Boy, does Mrs. de Winter have a good memory. The story of her courtship and first few months of marriage to Mr. de Winter is so exciting, so compelling, that she can't help obsessing over it, and remembering it in minute detail. Included in all of the flashbacks are vivid and lengthy descriptions of her natural surroundings (which are admittedly intense as noted in "Setting"), and of the various fantasies (mostly of the unpleasant kind) she has during those times.

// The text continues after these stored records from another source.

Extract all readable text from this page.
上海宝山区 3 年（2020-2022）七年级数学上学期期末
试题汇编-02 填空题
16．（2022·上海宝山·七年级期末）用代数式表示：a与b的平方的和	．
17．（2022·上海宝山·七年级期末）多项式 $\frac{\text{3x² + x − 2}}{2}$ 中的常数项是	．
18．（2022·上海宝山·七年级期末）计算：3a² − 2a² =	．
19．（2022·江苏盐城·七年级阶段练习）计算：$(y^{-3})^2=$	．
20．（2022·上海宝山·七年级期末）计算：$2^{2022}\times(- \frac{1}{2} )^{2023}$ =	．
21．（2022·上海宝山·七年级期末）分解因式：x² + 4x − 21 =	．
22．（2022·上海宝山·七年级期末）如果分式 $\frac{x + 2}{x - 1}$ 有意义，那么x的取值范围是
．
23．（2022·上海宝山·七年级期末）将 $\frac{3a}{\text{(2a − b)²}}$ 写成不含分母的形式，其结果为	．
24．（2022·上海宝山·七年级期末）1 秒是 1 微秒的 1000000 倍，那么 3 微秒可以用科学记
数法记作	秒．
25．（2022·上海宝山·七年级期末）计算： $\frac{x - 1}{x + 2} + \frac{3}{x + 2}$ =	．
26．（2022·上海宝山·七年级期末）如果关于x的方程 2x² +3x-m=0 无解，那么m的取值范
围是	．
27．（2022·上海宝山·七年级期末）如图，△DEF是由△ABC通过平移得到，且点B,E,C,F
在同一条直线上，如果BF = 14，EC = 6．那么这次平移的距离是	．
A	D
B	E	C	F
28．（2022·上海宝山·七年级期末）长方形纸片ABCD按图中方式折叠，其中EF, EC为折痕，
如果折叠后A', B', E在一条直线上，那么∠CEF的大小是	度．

This detail is intertwined with the tone of Rebecca as well. The nostalgia felt throughout the book is only made more obvious by the very descriptive nature of Mrs. de Winter's memories. Basically, she wants it all back. Maybe she feels closer to her past when she describes it in such detail?
Get this: Rebecca is famous for its metrical first and last lines. Let's take a look.

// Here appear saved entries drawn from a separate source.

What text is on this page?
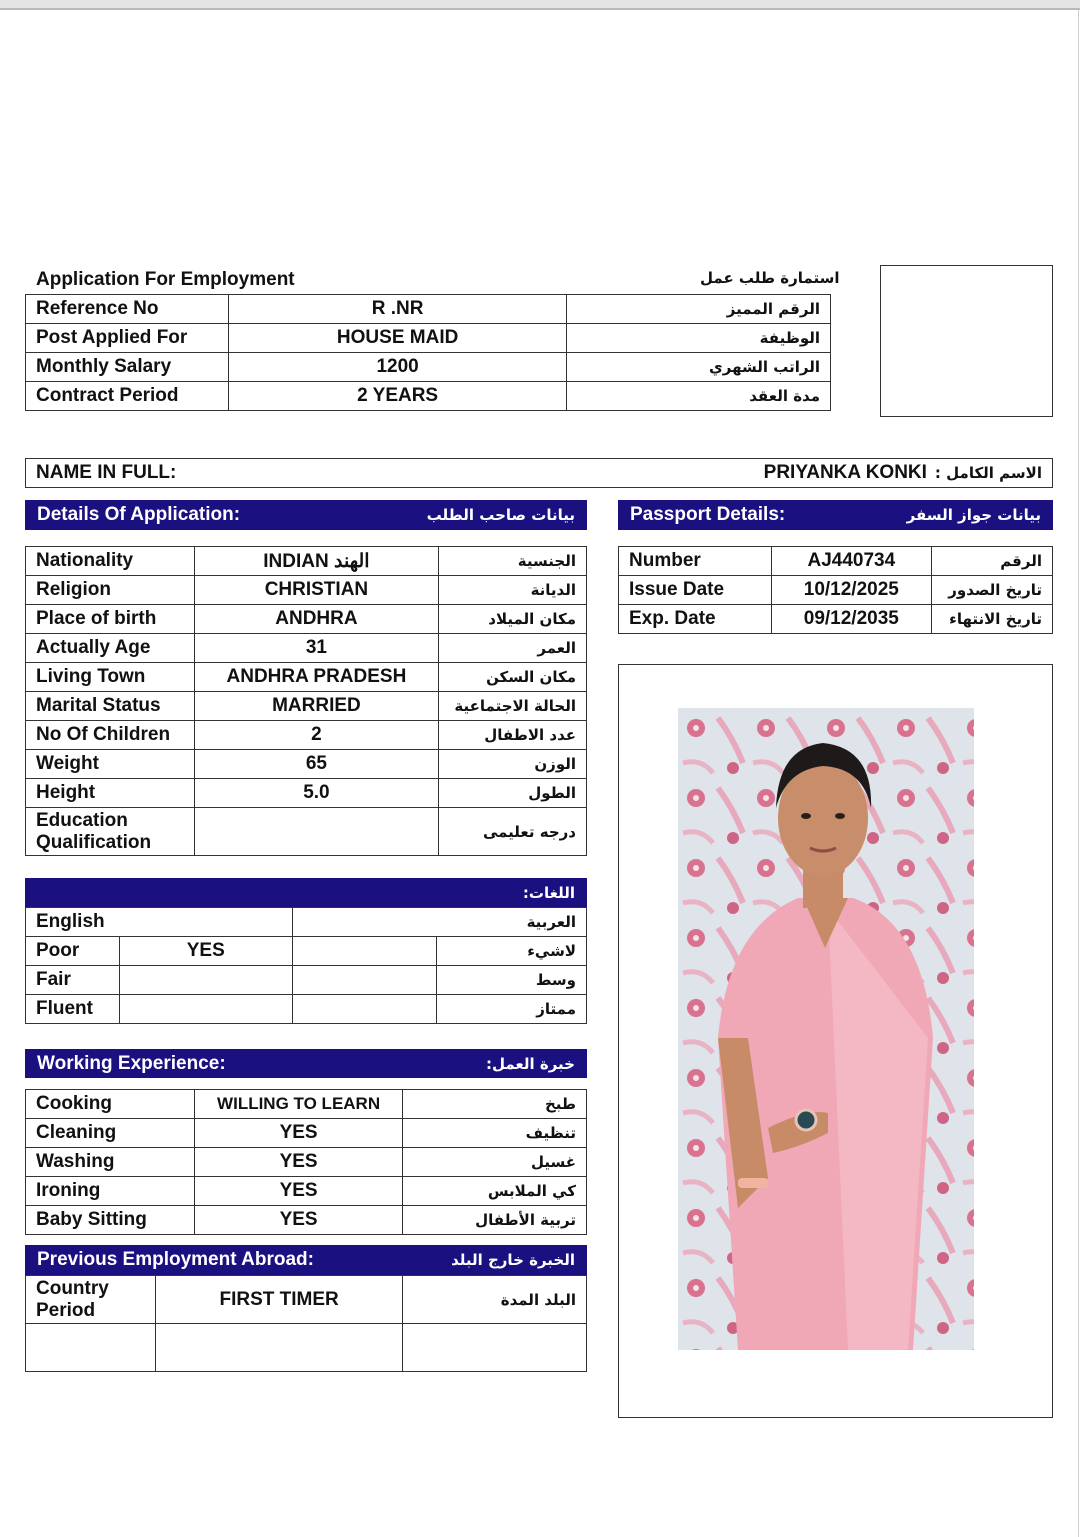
Application For Employment	استمارة طلب عمل
Reference No	R .NR	الرقم المميز
Post Applied For	HOUSE MAID	الوظيفة
Monthly Salary	1200	الراتب الشهري
Contract Period	2 YEARS	مدة العقد
NAME IN FULL:	PRIYANKA KONKI الاسم الكامل :
Details Of Application:	بيانات صاحب الطلب	Passport Details:	بيانات جواز السفر
Nationality	INDIAN الهند	الجنسية
Religion	CHRISTIAN	الديانة
Place of birth	ANDHRA	مكان الميلاد
Actually Age	31	العمر
Living Town	ANDHRA PRADESH	مكان السكن
Marital Status	MARRIED	الحالة الاجتماعية
No Of Children	2	عدد الاطفال
Weight	65	الوزن
Height	5.0	الطول
Education Qualification		درجه تعليمى
Number	AJ440734	الرقم
Issue Date	10/12/2025	تاريخ الصدور
Exp. Date	09/12/2035	تاريخ الانتهاء
اللغات:
English		العربية	
Poor	YES		لاشيء
Fair			وسط
Fluent			ممتاز
Working Experience:	خبرة العمل:
Cooking	WILLING TO LEARN	طبخ
Cleaning	YES	تنظيف
Washing	YES	غسيل
Ironing	YES	كي الملابس
Baby Sitting	YES	تربية الأطفال
Previous Employment Abroad:	الخبرة خارج البلد
Country
Period	FIRST TIMER	البلد المدة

Last night I dreamt I went to Manderely again. (1.1)
Read it out loud. Sound a little rhythmic to you? That's because it is. This line is in iambic hexameter, which basically means it goes da-dum, da-dum, da-dum, da-dum, da-dum, da-dum. Not bad, Daphne.
And how about that last line?
And the ashes blew towards us with the salt wind from the sea. (27.123)
When you read this one out loud, what does it sound like? Dr. Seuss? Yep! It's pretty much an anapestic tetrameter, give or take a syllable That means it almost goes da-da-dum, da-da-dum, da-da-dum, da-da-dum. It's not quite on, but it's close.
So what's the effect of starting the novel with the more serious iambic hexameter and finishing with the more often comic anapestic tetrameter? Do you think this was intentional?